The other was that the current topology restrictions in EGP (you aren't
suuposed to have Autonomous Systems in cycles (loops), or more than one AS
away from the Core) are crippling.
        The first was solved by designing an update mechanism where the
table is sent slowly, in smaller packets spead out evenly. This has the
added advantage of not causing a big processing disturbance when you get
this massive table that you have to parse. Everyone who reviewed this
thought that it was a good mechanism, and it is close enough to existing
algorithms and solving a sufficently simple problem that it was felt
that it could be implemented with the assurance that it will work.
        The problem is that the people who were studying the cycle problem
decided that to really fix that right, they needed to switch to a
different routing algorithm, which would demand entirely different data in
the updates. However, that is a sufficiently complex problem (and
algorithm) that it was felt that extensive review, analysis and simulation
were needed before the solution was felt to be solid. Such an effort would
consume some months, and was thus not amenable to doing on the spot in the
committee. This presented a problem, and caused a heated discussion.
        It was argued that the cycle restrictions were so onerous, that as
soon as a solution had been designed it should be implemented right away.
The timeframe for that was felt to be a year or two (allowing for design,
review, simulation to prove correct functioning, implementation and
deplyment). It was further argued that the update size restriction is not
that onerous; the updates would not be larger than the MTU of most nets
(e.g. ARPANet) for at least a year, and even after that they could be
handled by use of IP fragmentation. That being the case, it was felt that
diverting effort into an intermediate standard that did not solve the
most pressing problem was not a wise move.
        It was counterargued that if the new design effort failed, we would
have failed to solve the one problem we did agree on a solution for, and
it would be too late at that point to attempt a crash deployment (due to
release schedules, etc).

        The following compromise was sort of agreed on, after much blood
over the transom.

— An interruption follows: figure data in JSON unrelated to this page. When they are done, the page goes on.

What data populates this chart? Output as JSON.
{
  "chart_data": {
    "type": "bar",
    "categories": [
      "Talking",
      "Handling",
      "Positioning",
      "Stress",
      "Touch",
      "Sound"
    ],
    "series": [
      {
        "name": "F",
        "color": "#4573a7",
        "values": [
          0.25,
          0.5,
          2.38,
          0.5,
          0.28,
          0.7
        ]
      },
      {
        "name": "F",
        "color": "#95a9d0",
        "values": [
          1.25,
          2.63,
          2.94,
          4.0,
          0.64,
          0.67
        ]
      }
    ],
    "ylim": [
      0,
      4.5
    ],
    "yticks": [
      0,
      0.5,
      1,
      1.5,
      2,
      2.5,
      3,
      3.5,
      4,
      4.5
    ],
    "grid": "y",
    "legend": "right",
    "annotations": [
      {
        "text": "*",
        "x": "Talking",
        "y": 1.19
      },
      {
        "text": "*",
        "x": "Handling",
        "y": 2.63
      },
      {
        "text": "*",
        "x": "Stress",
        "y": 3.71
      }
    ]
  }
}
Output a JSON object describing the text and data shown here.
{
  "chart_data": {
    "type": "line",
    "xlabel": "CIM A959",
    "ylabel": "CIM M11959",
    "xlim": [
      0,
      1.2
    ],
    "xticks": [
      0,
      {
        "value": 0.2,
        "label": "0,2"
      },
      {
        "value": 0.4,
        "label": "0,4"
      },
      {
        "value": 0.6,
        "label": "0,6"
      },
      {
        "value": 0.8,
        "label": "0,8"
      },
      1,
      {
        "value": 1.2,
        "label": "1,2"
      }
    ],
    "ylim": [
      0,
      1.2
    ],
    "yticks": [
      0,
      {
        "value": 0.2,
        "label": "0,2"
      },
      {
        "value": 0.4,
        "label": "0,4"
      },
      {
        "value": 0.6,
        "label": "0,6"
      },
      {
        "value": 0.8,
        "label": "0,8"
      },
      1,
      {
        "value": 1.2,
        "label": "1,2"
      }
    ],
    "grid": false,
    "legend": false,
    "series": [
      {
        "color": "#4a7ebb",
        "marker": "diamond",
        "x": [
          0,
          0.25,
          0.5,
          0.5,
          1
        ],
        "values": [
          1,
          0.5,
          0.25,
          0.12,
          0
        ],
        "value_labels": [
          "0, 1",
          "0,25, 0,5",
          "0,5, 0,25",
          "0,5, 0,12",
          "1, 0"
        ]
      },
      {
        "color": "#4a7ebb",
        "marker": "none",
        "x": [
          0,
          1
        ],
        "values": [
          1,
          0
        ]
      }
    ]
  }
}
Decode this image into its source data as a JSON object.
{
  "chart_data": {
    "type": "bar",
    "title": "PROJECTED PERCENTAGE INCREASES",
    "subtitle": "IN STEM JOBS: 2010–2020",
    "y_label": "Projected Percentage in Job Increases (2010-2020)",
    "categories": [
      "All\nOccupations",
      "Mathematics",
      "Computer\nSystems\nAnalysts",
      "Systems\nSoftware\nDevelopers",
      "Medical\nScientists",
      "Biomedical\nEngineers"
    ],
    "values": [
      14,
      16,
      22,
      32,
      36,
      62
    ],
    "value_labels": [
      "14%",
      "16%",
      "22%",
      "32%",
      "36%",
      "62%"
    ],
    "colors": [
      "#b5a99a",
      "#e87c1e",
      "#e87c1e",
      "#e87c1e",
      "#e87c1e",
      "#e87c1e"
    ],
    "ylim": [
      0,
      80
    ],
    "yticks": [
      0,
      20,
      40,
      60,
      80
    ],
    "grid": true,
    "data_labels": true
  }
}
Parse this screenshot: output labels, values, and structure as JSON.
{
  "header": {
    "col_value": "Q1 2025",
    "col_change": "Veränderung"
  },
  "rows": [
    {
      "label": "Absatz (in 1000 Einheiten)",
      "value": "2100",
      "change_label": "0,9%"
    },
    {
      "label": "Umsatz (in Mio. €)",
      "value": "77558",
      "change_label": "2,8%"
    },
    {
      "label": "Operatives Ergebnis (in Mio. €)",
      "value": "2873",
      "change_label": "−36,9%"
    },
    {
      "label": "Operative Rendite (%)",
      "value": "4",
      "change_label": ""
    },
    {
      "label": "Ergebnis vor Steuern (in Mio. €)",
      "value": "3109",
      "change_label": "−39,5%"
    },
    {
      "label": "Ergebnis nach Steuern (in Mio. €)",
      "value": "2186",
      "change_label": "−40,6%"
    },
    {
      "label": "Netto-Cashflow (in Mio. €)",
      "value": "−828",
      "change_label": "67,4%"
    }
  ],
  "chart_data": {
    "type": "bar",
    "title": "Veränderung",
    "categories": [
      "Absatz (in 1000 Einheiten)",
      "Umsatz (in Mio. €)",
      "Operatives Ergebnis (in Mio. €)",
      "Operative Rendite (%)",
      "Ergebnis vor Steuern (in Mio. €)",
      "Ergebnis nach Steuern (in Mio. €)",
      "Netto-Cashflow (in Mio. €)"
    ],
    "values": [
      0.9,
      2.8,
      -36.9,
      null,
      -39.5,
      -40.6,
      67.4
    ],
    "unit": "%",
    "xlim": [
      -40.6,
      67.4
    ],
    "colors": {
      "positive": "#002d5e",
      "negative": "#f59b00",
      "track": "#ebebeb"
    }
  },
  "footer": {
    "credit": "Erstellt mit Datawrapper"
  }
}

A spec will be written for the interim EGP; this will be
an official IP spec. BBN will move to get it in the next core gateway
release. However, the older version of EGP will be continue to be
supported, and it will not be mandatory to implement the new version. In
addition, a small number of mandatory upward compatible changes to the
existing spec were agreed on to a) make version numbers useful, and b)
allow version negotiation. These will all be available for comment in
an RFC, to be followed by changes to the EGP RFC.
        At the same time, a group of interested parties will start work on
the followon protocol (FGP), with a target of 6 months to a year to begin
deploying it. The proposal will be available for review, but will not be
an official spec. Should it prove good enough, it may be adopted as a
spec, but that is not guaranteed. Should it be adopted, it would not be
necessary to implement the interim standard; users could skip straight
from the old one to the new one. This group is private, but will make
every effort to consult people on requirements as well as to get reviews
of the design.
        FGP will retain the basic EGP model; groups of gateways called
TAS's (transit autonomous systems) will be hooked via FGP, but can run any
protocol of their own devising between themselves. The FGP routing
algorithm will be based on the existing SPF algorithm done by BBN for the
IMPs, and will provide support for cycles, and if possible, TOS and
multi-path routing. A means was devised to phase it in gradually; groups
of TAS's running it will appear as a single AS using the existing EGP, and
will need to be hooked directly to the existing Core. However, within the
limits of that AS (which might eventually expand to contain most of the
Internet) the new rules will apply.

        As far as my memory goes, that was about it, although I will
admit that I was mostly preoccupied with the EGP thing. I may have missed
other topics; if so, would knowledgeable people please comment?